Every organization is comprised of business systems containing individual processes, while every process is comprised of a series of tasks or activities.  For businesses to deliver a quality product or provide a wanted service, they must utilize effective business processes.  When a company’s processes are effective and efficient, numerous good things happen.  First, the company operates through lower costs.  Second, the company performs at a higher competitive level.  Finally, the company improves its bottom line.  Business Process Analysis can drive these better results.

In cases where business processes are deficient, the company usually suffers from high overhead costs and lower revenues.  To avoid financial setbacks and losses from these deficiencies, the company should systematically analyze its business processes and implement performance improvements.

Business Process Analysis is built on a foundation of process mapping. Once a process is mapped, improvement professionals have a visual diagram of how work gets done and the problems and opportunities preventing good execution.  The Seven Steps of Business Process Analysis outlined below provide a time-tested methodology for improving any business process.


The Seven Steps of Business Process Analysis


Step 1 - Define the Process

While there are a variety of process mapping methods available, the fundamentals remain the same. Every process map should define the suppliers, inputs, activities necessary to fulfill the process, outputs, and customers. The definition of process boundaries is a particularly important characteristic of process mapping.


Step 2 - Uncover Opportunities

While mapping a business process, the analyst will typically find somewhere between 50 to 75 improvement opportunities. These are problems that are easily communicated by process users.  It is important not to underestimate the value of a good problem statement and the cost impact of unresolved problems.



Step 3 - Measure for Success

Business processes can be measured in several ways. The key to process measurement is designing good measures that evaluate the extent to which the process purpose is being met both effectively and efficiently, who is responsible, and how the process obtains feedback.



Step 4 - Analyze the Process

Successful process analysis does not have to be complex to be valuable. Basic Business Process Analysis involves assessing the value and time of process tasks and the waste created by process production. In addition, a Customer Value Analysis yields insights into customer relationships.

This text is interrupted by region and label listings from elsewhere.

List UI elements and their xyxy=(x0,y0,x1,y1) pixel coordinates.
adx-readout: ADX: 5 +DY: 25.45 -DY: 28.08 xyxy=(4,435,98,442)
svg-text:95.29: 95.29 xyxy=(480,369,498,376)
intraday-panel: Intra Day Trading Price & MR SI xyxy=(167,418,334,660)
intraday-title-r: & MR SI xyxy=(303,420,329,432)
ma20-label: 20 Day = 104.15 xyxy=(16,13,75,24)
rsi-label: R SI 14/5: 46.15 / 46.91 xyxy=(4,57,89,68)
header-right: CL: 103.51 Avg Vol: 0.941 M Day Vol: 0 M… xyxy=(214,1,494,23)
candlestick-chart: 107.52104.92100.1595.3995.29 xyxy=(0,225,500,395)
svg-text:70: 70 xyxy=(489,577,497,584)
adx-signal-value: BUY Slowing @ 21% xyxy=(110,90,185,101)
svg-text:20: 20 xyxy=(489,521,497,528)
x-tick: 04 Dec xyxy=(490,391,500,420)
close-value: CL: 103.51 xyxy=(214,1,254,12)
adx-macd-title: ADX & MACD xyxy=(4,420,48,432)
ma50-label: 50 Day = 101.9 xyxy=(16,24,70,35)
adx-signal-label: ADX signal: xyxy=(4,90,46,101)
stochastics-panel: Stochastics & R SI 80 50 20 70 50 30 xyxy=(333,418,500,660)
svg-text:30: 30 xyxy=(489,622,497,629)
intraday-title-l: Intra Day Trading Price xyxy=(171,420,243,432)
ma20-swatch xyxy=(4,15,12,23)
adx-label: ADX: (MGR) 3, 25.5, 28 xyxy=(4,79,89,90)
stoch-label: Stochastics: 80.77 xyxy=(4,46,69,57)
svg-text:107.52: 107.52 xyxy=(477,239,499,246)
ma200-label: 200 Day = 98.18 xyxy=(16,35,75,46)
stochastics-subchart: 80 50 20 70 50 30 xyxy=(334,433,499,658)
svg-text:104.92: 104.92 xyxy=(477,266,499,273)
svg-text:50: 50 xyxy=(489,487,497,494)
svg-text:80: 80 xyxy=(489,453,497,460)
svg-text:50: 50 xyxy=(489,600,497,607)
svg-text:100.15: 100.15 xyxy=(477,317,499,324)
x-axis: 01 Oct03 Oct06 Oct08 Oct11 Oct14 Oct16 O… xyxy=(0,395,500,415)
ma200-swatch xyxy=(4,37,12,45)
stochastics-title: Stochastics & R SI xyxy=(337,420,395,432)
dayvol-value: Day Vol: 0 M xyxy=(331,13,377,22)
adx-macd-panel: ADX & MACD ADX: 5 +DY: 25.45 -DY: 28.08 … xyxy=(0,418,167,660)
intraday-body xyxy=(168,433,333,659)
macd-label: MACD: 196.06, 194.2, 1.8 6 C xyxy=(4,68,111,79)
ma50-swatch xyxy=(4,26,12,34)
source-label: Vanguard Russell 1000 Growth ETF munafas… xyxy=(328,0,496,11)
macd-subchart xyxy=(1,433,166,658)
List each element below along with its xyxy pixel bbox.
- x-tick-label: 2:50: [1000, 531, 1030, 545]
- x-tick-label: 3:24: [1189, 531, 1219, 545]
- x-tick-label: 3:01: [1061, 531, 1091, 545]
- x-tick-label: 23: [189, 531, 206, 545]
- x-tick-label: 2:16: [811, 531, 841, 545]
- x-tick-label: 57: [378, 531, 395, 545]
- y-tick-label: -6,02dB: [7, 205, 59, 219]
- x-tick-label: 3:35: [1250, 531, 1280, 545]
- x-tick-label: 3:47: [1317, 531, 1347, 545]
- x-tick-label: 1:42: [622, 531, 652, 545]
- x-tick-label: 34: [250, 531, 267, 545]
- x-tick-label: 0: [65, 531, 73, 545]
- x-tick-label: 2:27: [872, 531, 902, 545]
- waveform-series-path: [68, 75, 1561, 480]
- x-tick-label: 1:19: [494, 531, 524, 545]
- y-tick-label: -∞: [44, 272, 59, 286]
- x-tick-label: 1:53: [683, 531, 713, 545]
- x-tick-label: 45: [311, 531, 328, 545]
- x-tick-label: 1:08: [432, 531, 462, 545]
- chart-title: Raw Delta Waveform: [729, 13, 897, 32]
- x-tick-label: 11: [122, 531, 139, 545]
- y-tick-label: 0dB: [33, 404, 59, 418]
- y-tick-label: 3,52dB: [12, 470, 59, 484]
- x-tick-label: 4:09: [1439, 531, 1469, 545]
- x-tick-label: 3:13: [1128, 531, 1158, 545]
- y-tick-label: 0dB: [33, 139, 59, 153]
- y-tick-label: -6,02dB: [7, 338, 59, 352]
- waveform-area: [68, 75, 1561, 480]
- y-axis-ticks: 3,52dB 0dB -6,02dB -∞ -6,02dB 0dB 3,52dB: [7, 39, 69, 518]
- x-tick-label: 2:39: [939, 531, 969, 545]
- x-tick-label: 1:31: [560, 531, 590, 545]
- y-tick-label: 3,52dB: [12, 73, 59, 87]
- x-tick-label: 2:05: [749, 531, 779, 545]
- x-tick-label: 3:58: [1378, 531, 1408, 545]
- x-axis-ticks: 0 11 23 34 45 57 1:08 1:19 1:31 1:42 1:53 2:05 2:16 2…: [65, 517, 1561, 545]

Step 5 - Take Effective Action

Business Process Analysis without corrective action is a waste of time and money. We have found that about 50% of all business process problems and opportunities can be solved within 90 days. These problems typically revolve around a lack of process definition and customer understanding.



Step 6 - Establish a State of Control

The large majority of business processes today are not operated in a state of control.   Basic control elements include a defined process and value proposition, a performance measure, feedback from the customer, and corrective action. Process control is an essential first step to process improvement.



Step 7 - Monitor for Effectiveness

A Business Process Analysis effort executed well should quickly morph into process monitoring. Process performance improvement should be monitored no less than monthly and problems and opportunities that have been resolved should be replaced by new problems and opportunities that are more challenging and deliver greater benefit when solved.


The Seven Steps of Business Process Analysis provides a methodology for defining a process, understanding how to identify improvement opportunities, how to design meaningful performance measures, how to analyze problems in a systematic way, the different tools used for problem-solving, how to implement process improvements, and ongoing monitoring of business process performance.